“At the Operational Training Units they were being brought together. There was no more arbitrary assembling of men for odd operations… every possible step was taken to allow like-minded souls to fit together. In the first few days at OTU, a milling herd of assorted aircrew was left to crew up by natural selection:
‘I hear you want a gunner? Can you fly a Wimpey without making me throw up?’
‘We’re looking for a wireless operator and you’re the only bloke here who doesn’t look as if he’s got DTs..’
‘Our driver flew into a hill this morning so we wondered if you might do us for a new one…'” (Hastings 173)
Bomber Command Pilot Peter Sarll recalls the strength they drew from each other in dreadful circumstances:
“I don’t remember how many we lost then, the awful moments I do remember were going back into the village of Watton (in Norfolk) where the young wives were waiting for their husbands who had not returned, and never would.
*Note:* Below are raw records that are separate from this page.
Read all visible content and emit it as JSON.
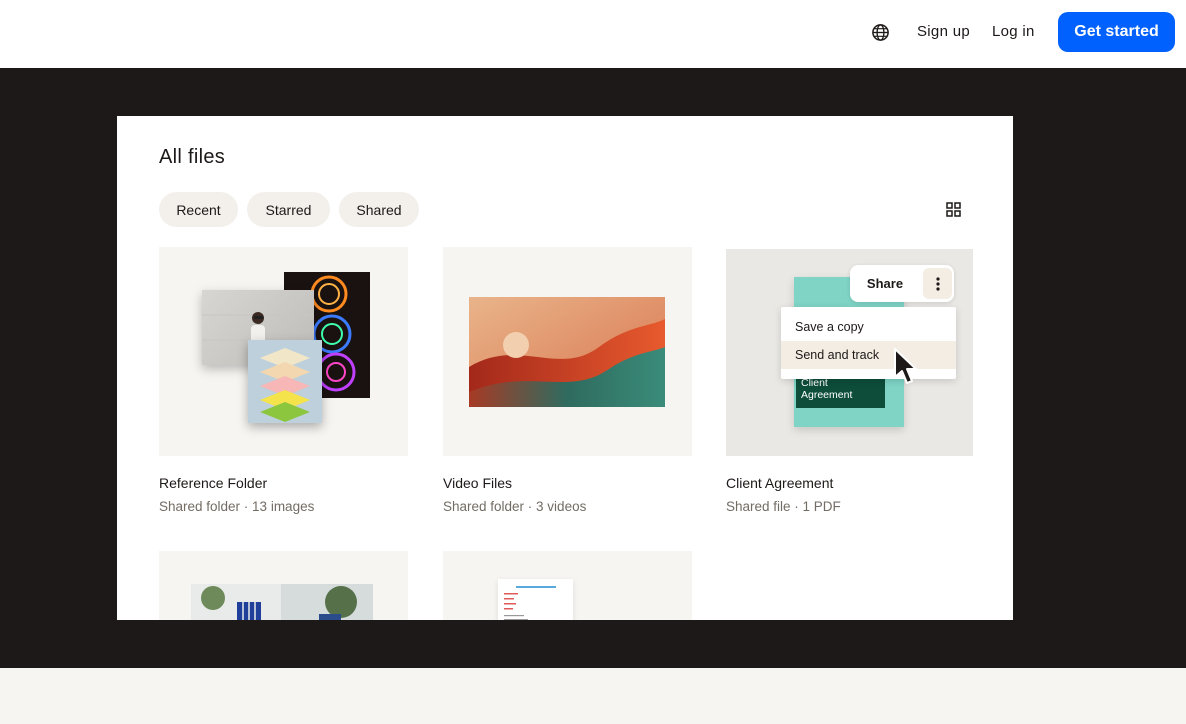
{
  "nav": {
    "globe_icon": "globe-icon",
    "sign_up": "Sign up",
    "log_in": "Log in",
    "get_started": "Get started",
    "accent": "#0061fe"
  },
  "files": {
    "title": "All files",
    "tabs": [
      {
        "label": "Recent"
      },
      {
        "label": "Starred"
      },
      {
        "label": "Shared"
      }
    ],
    "view_toggle_icon": "grid-view-icon",
    "items": [
      {
        "name": "Reference Folder",
        "meta": "Shared folder · 13 images"
      },
      {
        "name": "Video Files",
        "meta": "Shared folder · 3 videos"
      },
      {
        "name": "Client Agreement",
        "meta": "Shared file · 1 PDF",
        "doc_label": "Client Agreement"
      }
    ],
    "share_button": "Share",
    "more_icon": "more-vertical-icon",
    "context_menu": [
      {
        "label": "Save a copy"
      },
      {
        "label": "Send and track"
      }
    ],
    "cursor_icon": "mouse-pointer-icon"
  }
}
I do not think that anyone who did not experience what we were called upon to perform… could ever visualize the tremendous courage of our people, so many of whom died. We were three to a crew, twelve crews to a squadron, and our lives depended upon one another. We reached out to one another for strength and support: when one was low, we tried to boost him up. I remember seeing many of them vomiting before getting into the aircraft – a sure sign of physical and mental exhaustion. There was, too, the toll of the stand-bys, at 30-minute readiness in the aircraft, taxying to take-off, and then being recalled because the square that was chalked on the observer’s map was the position of our own troops; and so back to dispersal, switch-off, and then that awful waiting again . . . Having a second tour on Lancasters and experiencing the smoothness of the higher organization and its tremendous efficiency, I used to look back on the old Blenheim days and wonder how any of us survived.”